For me, when I really became concerned was when Hurricane Matthew came through a couple years ago. I was living out in Port Wentworth and the hurricane knocked out the power. I was like, “Oh, this is kind of cool, I can sit with my cats and candles—what a novelty.” Then the power didn’t come back on for three days. Then the water shut off. It just put into perspective that we rely on so many things and all those things can be taken away very easily. If we want to be able to support the society we have, we need to be mindful with our resources and we need to know resource management. That’s something we should strive for, because it adds resilience.

Especially the coast of Georgia. If we decentralize our power grid on the coast with apartment complexes filled with solar panels, if we get hit by a hurricane, we’re more resilient. We’re going to have our power back up immediately, and it’s also cleaner, more productive power.

As much as climate is an urgent issue that will change the way we live, it doesn’t have to be for worse. We just can’t be sitting on the sidelines. We have to be, and we should be, leaders.

Do you think people are experiencing climate change fatigue?

It’s an issue that’s so expansive, it’s really hard to summarize for people. When you hear it a lot—“We should be urgent,” or, “We’re having a strike,” then another strike, then another strike—sometimes it does feel like a lost cause. That’s because I think we have a responsibility to start revoking power from the people that hold it. We’re not getting the change fast enough. Even with the strike, I think the strike is going to raise a lot of awareness, but we’ve got to do even more than that. We have to recall city officials that won’t acknowledge this problem, because at the end of the day, they’re doing a disservice to everyone.

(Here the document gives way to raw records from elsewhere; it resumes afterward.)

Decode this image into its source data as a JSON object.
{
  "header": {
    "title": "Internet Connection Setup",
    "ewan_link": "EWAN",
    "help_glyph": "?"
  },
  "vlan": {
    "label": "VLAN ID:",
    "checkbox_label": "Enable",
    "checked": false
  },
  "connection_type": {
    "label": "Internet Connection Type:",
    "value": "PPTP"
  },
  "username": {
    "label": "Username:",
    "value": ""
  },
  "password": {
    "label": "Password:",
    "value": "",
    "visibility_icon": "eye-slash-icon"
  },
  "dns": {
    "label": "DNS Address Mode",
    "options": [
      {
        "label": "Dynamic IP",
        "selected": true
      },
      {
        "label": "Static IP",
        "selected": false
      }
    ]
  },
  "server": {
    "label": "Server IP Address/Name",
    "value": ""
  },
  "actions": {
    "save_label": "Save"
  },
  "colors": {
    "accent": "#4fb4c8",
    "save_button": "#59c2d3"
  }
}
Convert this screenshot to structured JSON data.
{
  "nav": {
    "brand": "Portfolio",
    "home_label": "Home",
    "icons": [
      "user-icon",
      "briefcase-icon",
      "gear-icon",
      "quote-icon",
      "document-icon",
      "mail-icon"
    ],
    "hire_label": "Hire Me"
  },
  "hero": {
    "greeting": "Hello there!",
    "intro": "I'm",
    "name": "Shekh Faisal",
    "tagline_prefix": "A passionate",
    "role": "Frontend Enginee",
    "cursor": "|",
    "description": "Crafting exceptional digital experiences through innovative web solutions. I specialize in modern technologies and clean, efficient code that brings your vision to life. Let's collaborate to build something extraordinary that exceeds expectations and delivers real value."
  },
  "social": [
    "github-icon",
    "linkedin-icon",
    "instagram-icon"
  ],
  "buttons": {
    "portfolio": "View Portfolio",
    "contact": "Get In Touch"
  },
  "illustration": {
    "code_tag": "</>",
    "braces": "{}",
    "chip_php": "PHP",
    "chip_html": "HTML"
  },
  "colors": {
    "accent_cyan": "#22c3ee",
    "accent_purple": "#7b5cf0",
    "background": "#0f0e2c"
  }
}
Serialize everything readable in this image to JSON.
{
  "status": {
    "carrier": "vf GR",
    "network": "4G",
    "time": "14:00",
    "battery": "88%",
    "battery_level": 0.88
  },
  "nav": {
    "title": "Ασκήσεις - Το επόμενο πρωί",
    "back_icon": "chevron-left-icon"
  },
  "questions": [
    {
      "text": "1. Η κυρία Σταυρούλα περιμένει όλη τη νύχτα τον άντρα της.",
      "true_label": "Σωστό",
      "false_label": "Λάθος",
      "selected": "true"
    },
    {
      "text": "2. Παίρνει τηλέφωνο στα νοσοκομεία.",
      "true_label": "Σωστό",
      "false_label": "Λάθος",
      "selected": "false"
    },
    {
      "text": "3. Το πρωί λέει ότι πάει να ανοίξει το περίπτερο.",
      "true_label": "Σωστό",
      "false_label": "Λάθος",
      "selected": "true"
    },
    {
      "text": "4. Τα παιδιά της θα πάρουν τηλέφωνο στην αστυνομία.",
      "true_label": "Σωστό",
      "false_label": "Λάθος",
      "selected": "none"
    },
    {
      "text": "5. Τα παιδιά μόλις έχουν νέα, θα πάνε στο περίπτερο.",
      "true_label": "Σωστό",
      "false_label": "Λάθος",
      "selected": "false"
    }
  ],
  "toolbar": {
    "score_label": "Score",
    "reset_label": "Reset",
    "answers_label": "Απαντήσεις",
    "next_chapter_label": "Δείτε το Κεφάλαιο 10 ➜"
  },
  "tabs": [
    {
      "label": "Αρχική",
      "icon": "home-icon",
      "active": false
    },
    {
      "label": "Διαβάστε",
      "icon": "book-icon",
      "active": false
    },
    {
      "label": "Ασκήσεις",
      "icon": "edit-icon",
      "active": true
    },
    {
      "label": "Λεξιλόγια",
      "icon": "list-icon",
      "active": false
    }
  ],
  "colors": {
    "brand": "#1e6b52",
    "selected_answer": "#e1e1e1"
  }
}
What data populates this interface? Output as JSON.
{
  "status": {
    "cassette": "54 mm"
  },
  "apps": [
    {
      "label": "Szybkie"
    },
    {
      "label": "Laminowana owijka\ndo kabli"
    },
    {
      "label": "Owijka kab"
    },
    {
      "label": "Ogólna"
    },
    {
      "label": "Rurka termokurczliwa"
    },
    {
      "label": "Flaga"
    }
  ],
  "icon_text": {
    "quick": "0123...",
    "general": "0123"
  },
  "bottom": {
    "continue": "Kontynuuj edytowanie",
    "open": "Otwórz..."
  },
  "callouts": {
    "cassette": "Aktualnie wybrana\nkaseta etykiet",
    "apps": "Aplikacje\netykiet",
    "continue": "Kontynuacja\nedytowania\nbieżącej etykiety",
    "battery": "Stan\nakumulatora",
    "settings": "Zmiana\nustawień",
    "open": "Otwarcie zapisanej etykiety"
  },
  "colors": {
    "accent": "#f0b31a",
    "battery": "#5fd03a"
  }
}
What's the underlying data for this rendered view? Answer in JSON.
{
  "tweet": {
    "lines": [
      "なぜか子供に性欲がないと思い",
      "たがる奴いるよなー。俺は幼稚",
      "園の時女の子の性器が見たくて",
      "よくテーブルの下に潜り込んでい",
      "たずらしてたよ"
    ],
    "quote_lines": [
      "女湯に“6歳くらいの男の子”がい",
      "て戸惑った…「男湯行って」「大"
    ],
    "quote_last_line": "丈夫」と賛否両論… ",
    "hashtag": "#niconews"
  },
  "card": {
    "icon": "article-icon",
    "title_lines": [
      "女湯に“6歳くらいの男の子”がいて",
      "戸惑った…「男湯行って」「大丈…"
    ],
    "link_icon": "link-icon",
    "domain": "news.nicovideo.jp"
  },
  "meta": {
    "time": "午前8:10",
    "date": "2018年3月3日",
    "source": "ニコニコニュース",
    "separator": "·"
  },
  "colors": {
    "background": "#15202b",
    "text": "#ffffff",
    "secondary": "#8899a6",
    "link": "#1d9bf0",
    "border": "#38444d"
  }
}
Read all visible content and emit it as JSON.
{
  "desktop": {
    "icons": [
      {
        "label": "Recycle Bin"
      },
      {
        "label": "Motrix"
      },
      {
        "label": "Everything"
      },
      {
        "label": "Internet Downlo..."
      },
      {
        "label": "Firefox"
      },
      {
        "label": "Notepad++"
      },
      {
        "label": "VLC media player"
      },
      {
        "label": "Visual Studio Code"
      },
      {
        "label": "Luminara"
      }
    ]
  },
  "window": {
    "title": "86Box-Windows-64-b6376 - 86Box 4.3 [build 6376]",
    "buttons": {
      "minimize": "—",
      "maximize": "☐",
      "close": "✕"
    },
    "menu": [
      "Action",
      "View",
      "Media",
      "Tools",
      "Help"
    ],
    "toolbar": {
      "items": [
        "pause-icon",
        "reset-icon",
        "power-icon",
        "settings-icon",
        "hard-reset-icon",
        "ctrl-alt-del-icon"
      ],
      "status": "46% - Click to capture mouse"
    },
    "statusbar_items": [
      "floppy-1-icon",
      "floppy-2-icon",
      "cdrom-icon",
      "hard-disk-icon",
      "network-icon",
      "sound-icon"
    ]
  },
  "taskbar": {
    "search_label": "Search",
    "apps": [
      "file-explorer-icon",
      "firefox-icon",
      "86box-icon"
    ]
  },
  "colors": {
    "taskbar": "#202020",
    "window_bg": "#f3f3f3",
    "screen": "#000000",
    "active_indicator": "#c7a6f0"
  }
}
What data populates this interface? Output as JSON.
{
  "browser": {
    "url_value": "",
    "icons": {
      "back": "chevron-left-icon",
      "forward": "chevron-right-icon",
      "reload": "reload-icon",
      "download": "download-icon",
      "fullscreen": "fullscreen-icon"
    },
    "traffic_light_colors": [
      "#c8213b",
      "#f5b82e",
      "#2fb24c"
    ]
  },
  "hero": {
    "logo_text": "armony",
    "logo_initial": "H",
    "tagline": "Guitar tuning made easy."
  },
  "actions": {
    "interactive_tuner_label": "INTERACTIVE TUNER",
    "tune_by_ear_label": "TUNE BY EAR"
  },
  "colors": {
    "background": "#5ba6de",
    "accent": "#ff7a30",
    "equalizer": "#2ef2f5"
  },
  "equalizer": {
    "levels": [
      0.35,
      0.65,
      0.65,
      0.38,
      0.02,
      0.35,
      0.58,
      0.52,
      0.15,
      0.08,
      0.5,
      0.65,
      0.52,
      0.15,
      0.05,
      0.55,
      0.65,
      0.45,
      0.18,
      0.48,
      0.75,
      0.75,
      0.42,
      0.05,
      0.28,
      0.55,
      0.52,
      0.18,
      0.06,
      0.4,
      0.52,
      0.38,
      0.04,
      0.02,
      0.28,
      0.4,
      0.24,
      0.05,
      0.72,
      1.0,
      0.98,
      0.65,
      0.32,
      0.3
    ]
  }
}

Climate change is also considered by the Pentagon one of the greatest national security threats already. To put this in perspective, if we reach by 2050 over a three- to four-degree average temperature rise, that means you cannot grow food on the equator. Last time I checked, there were over a billion people on the equator, and if you didn’t like the migrant caravan, you’re not going to like the country of India trying to come over tomorrow [laughs].

Why is voting locally so important?

We can’t afford to send politicians to Washington that act like this. We can’t have these very irresponsible people in these very high-powered positions. People need to vote down the ballots every single election. They have to vote for every single thing. If we really want to create great change, learn how to help people register to vote. If you can get ten other people to vote this next election, if everyone did that, we’re going to start seeing real change.

Who should come to the strike?

Anyone and everyone should come and meet some local leaders, meet some people who are engaged with activism. Come if you’re a student, but come if you’re old, too. Students need that support. We need the support of all sections of the elector to get that change. It won’t happen if there’s someone on the sidelines. Even conservatives who are skeptics on this issue, I invite them to come. Let us tell you the urgency of this. Also, let’s talk about the economic benefits. If that’s the one thing you care about, there’s a ton in it for you.